Attorney General designate Eric Holder faced the Senate Judiciary Committee for the first time today. He declared he would adhere to the rule of law and follow "the letter and spirit of the Constitution."
I doubt he will face much scrutiny on his previous efforts to explain away the Second Amendment.
The news is filled with coverage of President-elect Obama's Lincoln-themed inauguration. Obama will place his right hand on the same Holy Bible on which Lincoln's rested March 4, 1861, and swear:
"I do solemnly swear that I will faithfully execute the office of the President of the United States, and will to the best of my ability, preserve, protect, and defend the Constitution of the United States."
Even in the midst of a terrible war that makes the current one in Afghanistan, Iraq, and in this nation's transportation and financial hubs appear like a mild squabble, Abraham Lincoln never insisted the Second Amendment guaranteed only the right of states to form militias.
In fact he said on that day,
"I take the official oath to-day, with no mental reservations, and with no purpose to construe the Constitution or laws, by any hypercritical rules. And while I do not choose now to specify particular acts of Congress as proper to be enforced, I do suggest that it will be much safer for all, both in official and private stations, to conform to, and abide by, all those acts which stand unrepealed, than to violate any of them, trusting to find impunity in having them held to be unconstitutional. ...
This country, with its institutions, belongs to the people who inhabit it. Whenever they shall grow weary of the existing government, they can exercise their constitutional right of amending it, or exercise their revolutionary right to overthrow it."
We do need change, a new birth of freedom, open government, and a renewal of America's promise. We've allowed presidents and senators, attorneys and lobbyists, corporations and other special interests, and Democrats and Republicans to render separation of powers provided for by the Constitution to be meaningless.

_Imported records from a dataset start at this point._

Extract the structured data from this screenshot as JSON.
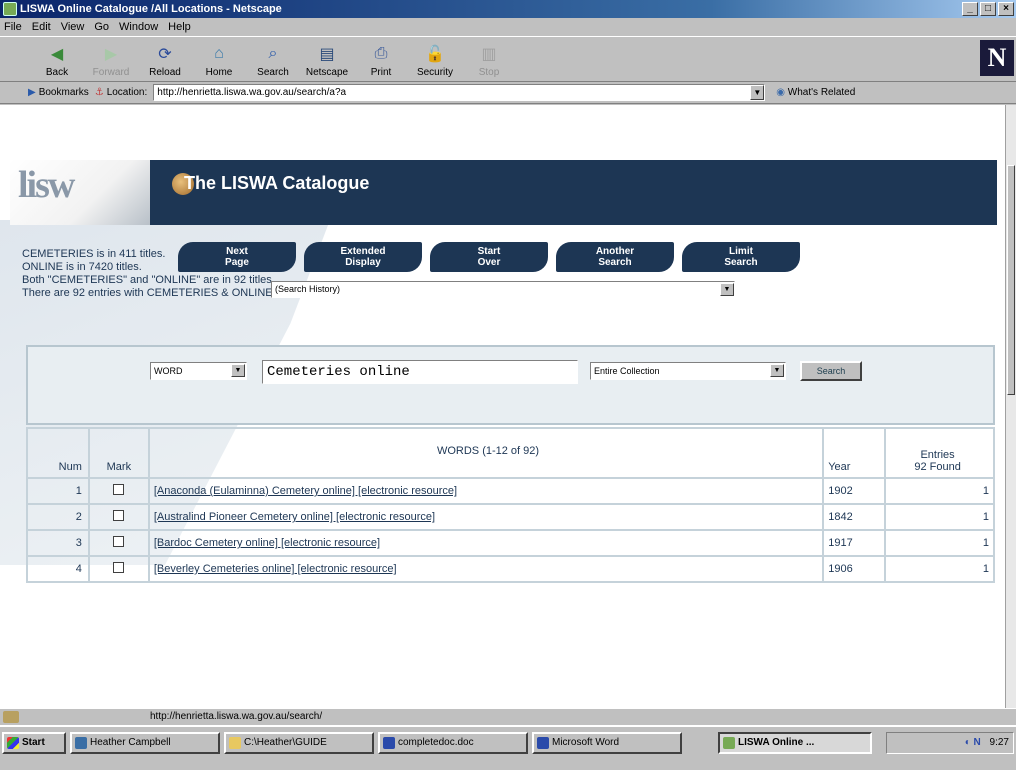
{
  "window": {
    "title": "LISWA Online Catalogue /All Locations - Netscape"
  },
  "menu": [
    "File",
    "Edit",
    "View",
    "Go",
    "Window",
    "Help"
  ],
  "toolbar": {
    "buttons": [
      {
        "label": "Back",
        "icon": "back-arrow-icon"
      },
      {
        "label": "Forward",
        "icon": "forward-arrow-icon"
      },
      {
        "label": "Reload",
        "icon": "reload-icon"
      },
      {
        "label": "Home",
        "icon": "home-icon"
      },
      {
        "label": "Search",
        "icon": "search-icon"
      },
      {
        "label": "Netscape",
        "icon": "netscape-icon"
      },
      {
        "label": "Print",
        "icon": "print-icon"
      },
      {
        "label": "Security",
        "icon": "lock-icon"
      },
      {
        "label": "Stop",
        "icon": "stop-icon"
      }
    ],
    "logo": "N"
  },
  "location": {
    "bookmarks_label": "Bookmarks",
    "location_label": "Location:",
    "url": "http://henrietta.liswa.wa.gov.au/search/a?a",
    "related_label": "What's Related"
  },
  "page": {
    "banner_logo": "lisw",
    "banner_title": "The LISWA Catalogue",
    "stats": [
      "CEMETERIES is in 411 titles.",
      "ONLINE is in 7420 titles.",
      "Both \"CEMETERIES\" and \"ONLINE\" are in 92 titles.",
      "There are 92 entries with CEMETERIES & ONLINE."
    ],
    "nav_buttons": [
      {
        "label": "Next\nPage"
      },
      {
        "label": "Extended\nDisplay"
      },
      {
        "label": "Start\nOver"
      },
      {
        "label": "Another\nSearch"
      },
      {
        "label": "Limit\nSearch"
      }
    ],
    "history_select": "(Search History)",
    "search": {
      "type_select": "WORD",
      "query": "Cemeteries online",
      "scope_select": "Entire Collection",
      "button_label": "Search"
    },
    "table": {
      "headers": {
        "num": "Num",
        "mark": "Mark",
        "title": "WORDS (1-12 of 92)",
        "year": "Year",
        "entries_line1": "Entries",
        "entries_line2": "92 Found"
      },
      "rows": [
        {
          "num": "1",
          "title": "[Anaconda (Eulaminna) Cemetery online] [electronic resource]",
          "year": "1902",
          "entries": "1"
        },
        {
          "num": "2",
          "title": "[Australind Pioneer Cemetery online] [electronic resource]",
          "year": "1842",
          "entries": "1"
        },
        {
          "num": "3",
          "title": "[Bardoc Cemetery online] [electronic resource]",
          "year": "1917",
          "entries": "1"
        },
        {
          "num": "4",
          "title": "[Beverley Cemeteries online] [electronic resource]",
          "year": "1906",
          "entries": "1"
        }
      ]
    }
  },
  "status": {
    "text": "http://henrietta.liswa.wa.gov.au/search/"
  },
  "taskbar": {
    "start_label": "Start",
    "tasks": [
      {
        "label": "Heather Campbell"
      },
      {
        "label": "C:\\Heather\\GUIDE"
      },
      {
        "label": "completedoc.doc"
      },
      {
        "label": "Microsoft Word"
      },
      {
        "label": "LISWA Online ..."
      }
    ],
    "clock": "9:27"
  }
}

The failed economy, dwindling international stature, wars without end, mounting national debt, global trade imbalances, a weak currency--an imbalance of power between branches of government is behind all of it.
When servants of the people such as the president, attorney general or senators are impugn in misinterpreting or ignoring Constitutional safeguards, tyranny grows. Holder's nomination doesn't speak of change. It's still the imbalanced way executive appointments have been handled in Washington for at least the past century. Through the power of appointments, one man can cease being a servant to become a master.